Prime Minister of Peru
- In office 14 October 1984 – 28 July 1985
- President: Fernando Belaúnde Terry
- Preceded by: Sandro Mariátegui Chiappe
- Succeeded by: Luis Alva Castro

Minister of Foreign Relations
- In office 14 October 1984 – 28 July 1985
- President: Fernando Belaúnde Terry
- Preceded by: Sandro Mariátegui Chiappe
- Succeeded by: Allan Wagner Tizón

Minister of the Interior
- In office 21 April 1983 – 12 October 1984
- President: Fernando Belaúnde Terry
- Preceded by: Fernando Rincón Bazo
- Succeeded by: Óscar Brush Noel

Minister of Fishery
- In office 3 January 1983 – 20 April 1983
- President: Fernando Belaúnde Terry
- Preceded by: René Deustua Jameson
- Succeeded by: Fortunato Quesada Lagarrigue

President of Congress
- In office 27 July 1981 – 27 July 1982
- President: Fernando Belaúnde Terry
- Preceded by: Francisco Belaúnde Terry
- Succeeded by: Valentín Paniagua

Personal details
- Born: 14 July 1931 Yungay, Peru
- Died: 23 April 2017 (aged 85) Lima, Peru
- Party: Acción Popular
- Alma mater: National University of Trujillo
- Profession: Pharmacist

= Luis Pércovich Roca =

Peruvian politician

Luis Pércovich Roca (14 July 1931 – 23 April 2017) was a Peruvian politician. Pércovich served as the President of the Congress of the Republic of Peru from July 1981 to July 1982. He served as Prime Minister of Peru from 14 October 1984 to 28 July 1985.

== Biography ==
He was born in Yungay city on 14 July 1931. Son of the Yungaíno marriage formed between the architect Gerónimo Pércovich and the lady Rosa Roca Osorio. Grandson of the Croatian-Austrian engineer Miguel Perković, from Dalmatia, and Dr. Asunción Roca, a native of Yurma, Piscobamba. He completed his primary and secondary studies at the Salesian College of Yungay and continued his career as a pharmaceutical chemist at the National University of Trujillo, where he was leader of the University Front, graduating in 1954.

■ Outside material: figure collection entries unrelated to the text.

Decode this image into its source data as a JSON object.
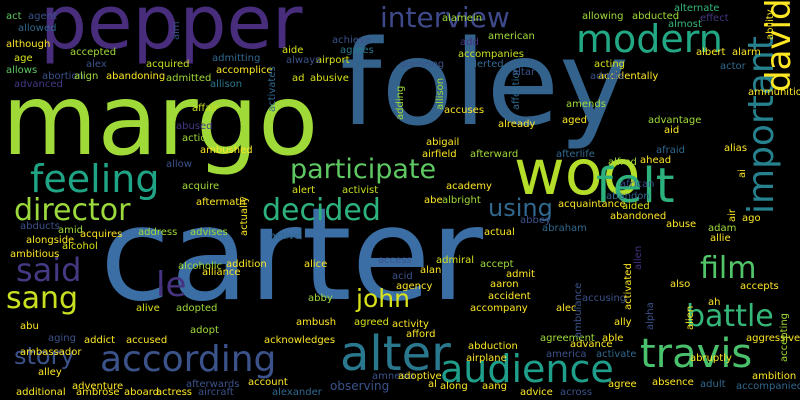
{
  "words": [
    {
      "id": "carter",
      "text": "carter",
      "color": "#3a6ea5"
    },
    {
      "id": "foley",
      "text": "foley",
      "color": "#33638d"
    },
    {
      "id": "margo",
      "text": "margo",
      "color": "#a0da39"
    },
    {
      "id": "pepper",
      "text": "pepper",
      "color": "#472d7b"
    },
    {
      "id": "woo",
      "text": "woo",
      "color": "#b5de2b"
    },
    {
      "id": "alter",
      "text": "alter",
      "color": "#2a788e"
    },
    {
      "id": "according",
      "text": "according",
      "color": "#3b528b"
    },
    {
      "id": "audience",
      "text": "audience",
      "color": "#1f9e89"
    },
    {
      "id": "travis",
      "text": "travis",
      "color": "#4ac16d"
    },
    {
      "id": "feeling",
      "text": "feeling",
      "color": "#20a486"
    },
    {
      "id": "felt",
      "text": "felt",
      "color": "#2db27d"
    },
    {
      "id": "decided",
      "text": "decided",
      "color": "#2db27d"
    },
    {
      "id": "director",
      "text": "director",
      "color": "#9bd93c"
    },
    {
      "id": "participate",
      "text": "participate",
      "color": "#5ec962"
    },
    {
      "id": "interview",
      "text": "interview",
      "color": "#3e4989"
    },
    {
      "id": "modern",
      "text": "modern",
      "color": "#22a884"
    },
    {
      "id": "important",
      "text": "important",
      "color": "#26828e"
    },
    {
      "id": "david",
      "text": "david",
      "color": "#fde725"
    },
    {
      "id": "said",
      "text": "said",
      "color": "#443983"
    },
    {
      "id": "sang",
      "text": "sang",
      "color": "#c8e020"
    },
    {
      "id": "le",
      "text": "le",
      "color": "#46327e"
    },
    {
      "id": "film",
      "text": "film",
      "color": "#52c569"
    },
    {
      "id": "battle",
      "text": "battle",
      "color": "#35b779"
    },
    {
      "id": "john",
      "text": "john",
      "color": "#d8e219"
    },
    {
      "id": "story",
      "text": "story",
      "color": "#3b528b"
    },
    {
      "id": "using",
      "text": "using",
      "color": "#31688e"
    },
    {
      "id": "act",
      "text": "act",
      "color": "#5ec962"
    },
    {
      "id": "agent",
      "text": "agent",
      "color": "#3b528b"
    },
    {
      "id": "allowed",
      "text": "allowed",
      "color": "#31688e"
    },
    {
      "id": "although",
      "text": "although",
      "color": "#fde725"
    },
    {
      "id": "accepted",
      "text": "accepted",
      "color": "#a0da39"
    },
    {
      "id": "age",
      "text": "age",
      "color": "#d8e219"
    },
    {
      "id": "allows",
      "text": "allows",
      "color": "#5ec962"
    },
    {
      "id": "abortion",
      "text": "abortion",
      "color": "#3b528b"
    },
    {
      "id": "align",
      "text": "align",
      "color": "#a0da39"
    },
    {
      "id": "abandoning",
      "text": "abandoning",
      "color": "#fde725"
    },
    {
      "id": "admitted",
      "text": "admitted",
      "color": "#a0da39"
    },
    {
      "id": "alex",
      "text": "alex",
      "color": "#3b528b"
    },
    {
      "id": "acquired",
      "text": "acquired",
      "color": "#c8e020"
    },
    {
      "id": "admitting",
      "text": "admitting",
      "color": "#31688e"
    },
    {
      "id": "accomplice",
      "text": "accomplice",
      "color": "#fde725"
    },
    {
      "id": "allison_small",
      "text": "allison",
      "color": "#2a788e"
    },
    {
      "id": "alamein",
      "text": "alamein",
      "color": "#a0da39"
    },
    {
      "id": "american",
      "text": "american",
      "color": "#a0da39"
    },
    {
      "id": "add",
      "text": "add",
      "color": "#46327e"
    },
    {
      "id": "accompanies",
      "text": "accompanies",
      "color": "#c8e020"
    },
    {
      "id": "alerted",
      "text": "alerted",
      "color": "#31688e"
    },
    {
      "id": "acting",
      "text": "acting",
      "color": "#d8e219"
    },
    {
      "id": "accidentally",
      "text": "accidentally",
      "color": "#fde725"
    },
    {
      "id": "allowing",
      "text": "allowing",
      "color": "#a0da39"
    },
    {
      "id": "abducted",
      "text": "abducted",
      "color": "#a0da39"
    },
    {
      "id": "almost",
      "text": "almost",
      "color": "#35b779"
    },
    {
      "id": "alternate",
      "text": "alternate",
      "color": "#35b779"
    },
    {
      "id": "albert",
      "text": "albert",
      "color": "#fde725"
    },
    {
      "id": "alarm",
      "text": "alarm",
      "color": "#fde725"
    },
    {
      "id": "actor",
      "text": "actor",
      "color": "#31688e"
    },
    {
      "id": "admits",
      "text": "admits",
      "color": "#3b528b"
    },
    {
      "id": "ammunition",
      "text": "ammunition",
      "color": "#fde725"
    },
    {
      "id": "achieve",
      "text": "achieve",
      "color": "#3b528b"
    },
    {
      "id": "agrees",
      "text": "agrees",
      "color": "#2a788e"
    },
    {
      "id": "aide",
      "text": "aide",
      "color": "#d8e219"
    },
    {
      "id": "airport",
      "text": "airport",
      "color": "#d8e219"
    },
    {
      "id": "always",
      "text": "always",
      "color": "#3b528b"
    },
    {
      "id": "ad",
      "text": "ad",
      "color": "#d8e219"
    },
    {
      "id": "abusive",
      "text": "abusive",
      "color": "#d8e219"
    },
    {
      "id": "agreeing",
      "text": "agreeing",
      "color": "#3b528b"
    },
    {
      "id": "altar",
      "text": "altar",
      "color": "#3b528b"
    },
    {
      "id": "accuses",
      "text": "accuses",
      "color": "#fde725"
    },
    {
      "id": "amends",
      "text": "amends",
      "color": "#a0da39"
    },
    {
      "id": "aged",
      "text": "aged",
      "color": "#fde725"
    },
    {
      "id": "advantage",
      "text": "advantage",
      "color": "#a0da39"
    },
    {
      "id": "aid",
      "text": "aid",
      "color": "#fde725"
    },
    {
      "id": "affair",
      "text": "affair",
      "color": "#c8e020"
    },
    {
      "id": "abused",
      "text": "abused",
      "color": "#443983"
    },
    {
      "id": "action",
      "text": "action",
      "color": "#a0da39"
    },
    {
      "id": "ambushed",
      "text": "ambushed",
      "color": "#fde725"
    },
    {
      "id": "abigail",
      "text": "abigail",
      "color": "#fde725"
    },
    {
      "id": "airfield",
      "text": "airfield",
      "color": "#fde725"
    },
    {
      "id": "afterward",
      "text": "afterward",
      "color": "#a0da39"
    },
    {
      "id": "afterlife",
      "text": "afterlife",
      "color": "#31688e"
    },
    {
      "id": "already",
      "text": "already",
      "color": "#fde725"
    },
    {
      "id": "alfred",
      "text": "alfred",
      "color": "#a0da39"
    },
    {
      "id": "ahead",
      "text": "ahead",
      "color": "#fde725"
    },
    {
      "id": "alias",
      "text": "alias",
      "color": "#fde725"
    },
    {
      "id": "afraid",
      "text": "afraid",
      "color": "#31688e"
    },
    {
      "id": "allow",
      "text": "allow",
      "color": "#3b528b"
    },
    {
      "id": "acquire",
      "text": "acquire",
      "color": "#a0da39"
    },
    {
      "id": "alert",
      "text": "alert",
      "color": "#d8e219"
    },
    {
      "id": "activist",
      "text": "activist",
      "color": "#c8e020"
    },
    {
      "id": "academy",
      "text": "academy",
      "color": "#fde725"
    },
    {
      "id": "african",
      "text": "african",
      "color": "#3b528b"
    },
    {
      "id": "aftermath",
      "text": "aftermath",
      "color": "#fde725"
    },
    {
      "id": "abe",
      "text": "abe",
      "color": "#fde725"
    },
    {
      "id": "albright",
      "text": "albright",
      "color": "#a0da39"
    },
    {
      "id": "abbey",
      "text": "abbey",
      "color": "#3b528b"
    },
    {
      "id": "acquaintance",
      "text": "acquaintance",
      "color": "#fde725"
    },
    {
      "id": "aided",
      "text": "aided",
      "color": "#d8e219"
    },
    {
      "id": "abandon",
      "text": "abandon",
      "color": "#31688e"
    },
    {
      "id": "abandoned",
      "text": "abandoned",
      "color": "#fde725"
    },
    {
      "id": "abducts",
      "text": "abducts",
      "color": "#3b528b"
    },
    {
      "id": "amid",
      "text": "amid",
      "color": "#a0da39"
    },
    {
      "id": "acquires",
      "text": "acquires",
      "color": "#fde725"
    },
    {
      "id": "alongside",
      "text": "alongside",
      "color": "#fde725"
    },
    {
      "id": "alcohol",
      "text": "alcohol",
      "color": "#d8e219"
    },
    {
      "id": "address",
      "text": "address",
      "color": "#a0da39"
    },
    {
      "id": "advises",
      "text": "advises",
      "color": "#a0da39"
    },
    {
      "id": "active",
      "text": "active",
      "color": "#31688e"
    },
    {
      "id": "actual",
      "text": "actual",
      "color": "#fde725"
    },
    {
      "id": "abraham",
      "text": "abraham",
      "color": "#31688e"
    },
    {
      "id": "abuse",
      "text": "abuse",
      "color": "#fde725"
    },
    {
      "id": "adam",
      "text": "adam",
      "color": "#a0da39"
    },
    {
      "id": "allie",
      "text": "allie",
      "color": "#fde725"
    },
    {
      "id": "ago",
      "text": "ago",
      "color": "#fde725"
    },
    {
      "id": "ambitious",
      "text": "ambitious",
      "color": "#fde725"
    },
    {
      "id": "alcoholic",
      "text": "alcoholic",
      "color": "#a0da39"
    },
    {
      "id": "addition",
      "text": "addition",
      "color": "#fde725"
    },
    {
      "id": "alliance",
      "text": "alliance",
      "color": "#fde725"
    },
    {
      "id": "alice",
      "text": "alice",
      "color": "#fde725"
    },
    {
      "id": "access",
      "text": "access",
      "color": "#3b528b"
    },
    {
      "id": "admiral",
      "text": "admiral",
      "color": "#d8e219"
    },
    {
      "id": "acid",
      "text": "acid",
      "color": "#3b528b"
    },
    {
      "id": "alan",
      "text": "alan",
      "color": "#fde725"
    },
    {
      "id": "accept",
      "text": "accept",
      "color": "#a0da39"
    },
    {
      "id": "admit",
      "text": "admit",
      "color": "#fde725"
    },
    {
      "id": "aaron",
      "text": "aaron",
      "color": "#fde725"
    },
    {
      "id": "agency",
      "text": "agency",
      "color": "#fde725"
    },
    {
      "id": "accident",
      "text": "accident",
      "color": "#fde725"
    },
    {
      "id": "alec",
      "text": "alec",
      "color": "#fde725"
    },
    {
      "id": "accompany",
      "text": "accompany",
      "color": "#fde725"
    },
    {
      "id": "also",
      "text": "also",
      "color": "#fde725"
    },
    {
      "id": "accepts",
      "text": "accepts",
      "color": "#fde725"
    },
    {
      "id": "ah",
      "text": "ah",
      "color": "#fde725"
    },
    {
      "id": "alive",
      "text": "alive",
      "color": "#d8e219"
    },
    {
      "id": "adopted",
      "text": "adopted",
      "color": "#a0da39"
    },
    {
      "id": "adopt",
      "text": "adopt",
      "color": "#a0da39"
    },
    {
      "id": "abby",
      "text": "abby",
      "color": "#a0da39"
    },
    {
      "id": "ambush",
      "text": "ambush",
      "color": "#fde725"
    },
    {
      "id": "agreed",
      "text": "agreed",
      "color": "#d8e219"
    },
    {
      "id": "activity",
      "text": "activity",
      "color": "#fde725"
    },
    {
      "id": "accusing",
      "text": "accusing",
      "color": "#3b528b"
    },
    {
      "id": "ally",
      "text": "ally",
      "color": "#fde725"
    },
    {
      "id": "abu",
      "text": "abu",
      "color": "#fde725"
    },
    {
      "id": "aging",
      "text": "aging",
      "color": "#3b528b"
    },
    {
      "id": "addict",
      "text": "addict",
      "color": "#fde725"
    },
    {
      "id": "accused",
      "text": "accused",
      "color": "#fde725"
    },
    {
      "id": "acknowledges",
      "text": "acknowledges",
      "color": "#fde725"
    },
    {
      "id": "afford",
      "text": "afford",
      "color": "#fde725"
    },
    {
      "id": "agreement",
      "text": "agreement",
      "color": "#a0da39"
    },
    {
      "id": "able",
      "text": "able",
      "color": "#fde725"
    },
    {
      "id": "aggressive",
      "text": "aggressive",
      "color": "#fde725"
    },
    {
      "id": "ambassador",
      "text": "ambassador",
      "color": "#fde725"
    },
    {
      "id": "abduction",
      "text": "abduction",
      "color": "#fde725"
    },
    {
      "id": "airplane",
      "text": "airplane",
      "color": "#fde725"
    },
    {
      "id": "advance",
      "text": "advance",
      "color": "#fde725"
    },
    {
      "id": "america",
      "text": "america",
      "color": "#3b528b"
    },
    {
      "id": "activate",
      "text": "activate",
      "color": "#31688e"
    },
    {
      "id": "abruptly",
      "text": "abruptly",
      "color": "#fde725"
    },
    {
      "id": "alley",
      "text": "alley",
      "color": "#fde725"
    },
    {
      "id": "adventure",
      "text": "adventure",
      "color": "#fde725"
    },
    {
      "id": "amnesia",
      "text": "amnesia",
      "color": "#3b528b"
    },
    {
      "id": "adoptive",
      "text": "adoptive",
      "color": "#fde725"
    },
    {
      "id": "observing",
      "text": "observing",
      "color": "#3b528b"
    },
    {
      "id": "ambition",
      "text": "ambition",
      "color": "#fde725"
    },
    {
      "id": "absence",
      "text": "absence",
      "color": "#fde725"
    },
    {
      "id": "adult",
      "text": "adult",
      "color": "#31688e"
    },
    {
      "id": "accompanied",
      "text": "accompanied",
      "color": "#31688e"
    },
    {
      "id": "ambrose",
      "text": "ambrose",
      "color": "#fde725"
    },
    {
      "id": "aboard",
      "text": "aboard",
      "color": "#fde725"
    },
    {
      "id": "actress",
      "text": "actress",
      "color": "#fde725"
    },
    {
      "id": "afterwards",
      "text": "afterwards",
      "color": "#3b528b"
    },
    {
      "id": "aircraft",
      "text": "aircraft",
      "color": "#3b528b"
    },
    {
      "id": "account",
      "text": "account",
      "color": "#fde725"
    },
    {
      "id": "alexander",
      "text": "alexander",
      "color": "#31688e"
    },
    {
      "id": "al",
      "text": "al",
      "color": "#fde725"
    },
    {
      "id": "along",
      "text": "along",
      "color": "#fde725"
    },
    {
      "id": "aang",
      "text": "aang",
      "color": "#fde725"
    },
    {
      "id": "advice",
      "text": "advice",
      "color": "#fde725"
    },
    {
      "id": "across",
      "text": "across",
      "color": "#3b528b"
    },
    {
      "id": "agree",
      "text": "agree",
      "color": "#fde725"
    },
    {
      "id": "additional",
      "text": "additional",
      "color": "#fde725"
    },
    {
      "id": "advanced",
      "text": "advanced",
      "color": "#443983"
    },
    {
      "id": "aim",
      "text": "aim",
      "color": "#3b528b"
    },
    {
      "id": "allison_v",
      "text": "allison",
      "color": "#a0da39"
    },
    {
      "id": "adding",
      "text": "adding",
      "color": "#a0da39"
    },
    {
      "id": "affection",
      "text": "affection",
      "color": "#31688e"
    },
    {
      "id": "activates",
      "text": "activates",
      "color": "#31688e"
    },
    {
      "id": "ability",
      "text": "ability",
      "color": "#fde725"
    },
    {
      "id": "effect",
      "text": "effect",
      "color": "#443983"
    },
    {
      "id": "alien",
      "text": "alien",
      "color": "#fde725"
    },
    {
      "id": "alpha",
      "text": "alpha",
      "color": "#3b528b"
    },
    {
      "id": "activated",
      "text": "activated",
      "color": "#fde725"
    },
    {
      "id": "ambulance",
      "text": "ambulance",
      "color": "#3b528b"
    },
    {
      "id": "allen",
      "text": "allen",
      "color": "#46327e"
    },
    {
      "id": "ai",
      "text": "ai",
      "color": "#fde725"
    },
    {
      "id": "accepting",
      "text": "accepting",
      "color": "#a0da39"
    },
    {
      "id": "air",
      "text": "air",
      "color": "#fde725"
    },
    {
      "id": "actually",
      "text": "actually",
      "color": "#fde725"
    }
  ]
}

He married Haydeé Bambarén, with whom he had three children: Luis Alfredo, Jorge Antonio and María Gabriela. In Chimbote he dedicated himself to commerce, establishing the Santa Virginia Pharmacy in said city and, later, the Fátima Pharmacy, the last of which was located on the fifth block of Jr. Leoncio Prado. Likewise, he is the owner of the ‘Presidente’ and ‘Riviera’ hotels in the same city.

Luis Percovich was Catholic and a devout of Our Lady of Fatima. His social vocation led him to join the Corps of Volunteer Firefighters of Peru. He came to command the Salvadora Company
Chimbote No. 33 (1962-1963). In 1965 he was elected vice dean of the Pharmaceutical Chemical College of Peru.

Regarding politics, he is one of the founders of Acción Popular. Since 1956 accompanied the architect Fernando Belaúnde to tour the mountains of Ancash: “I been with him on the roads from Chacas to Pomabamba, from Pomabamba to Luzuriaga, from Luzuriaga to Sihuas, from Corongo to Pallasca, in countless places, not seeking the great masses or the great popular concentrations, but seeking to know the situation of each of these small towns, of the villages, small communities to know personally about their needs”.

His parliamentary activity began in 1963, when he was elected Representative for the Department of Ancash. His legislative mandate was interrupted by the coup, headed by General Juan Velasco Alvarado, on 3 October 1968.

In 1980 he was elected Deputy again. On 27 July 1981 he was elected President of the House of Representatives (Camara de Diputados). During the second government of President Belaunde (1980-1985) held various portfolios. He was Minister of Fisheries (3 January - 20 April 1983), Minister of the Interior (21 April 1983 - 15 April 1984) and Prime Minister and Minister of Foreign Affairs (12 October 1984 - 27 July 1985).

During his management at the head of the Ministry of the Interior, the Anti-Terrorism Division was created. Terrorism (DIRCOTE), unit of the Investigative Police of Peru (PIP), which proceeded to identify the political and military commanders of Sendero Luminoso, its action, propaganda and logistics systems. Furthermore, they created the Regional Schools of the Official Forces. Likewise, he had to face a protest led by police officers requesting improvements in salaries. Pércovich managed and obtained the necessary resources from the Ministry of Economy and Finance to finance the increase in salaries, made the announcement to the media and moved unexpectedly to the El Sexto Prison, where a mutiny had occurred, to explain the measures adopted, causing the rebels to abandon their attitude.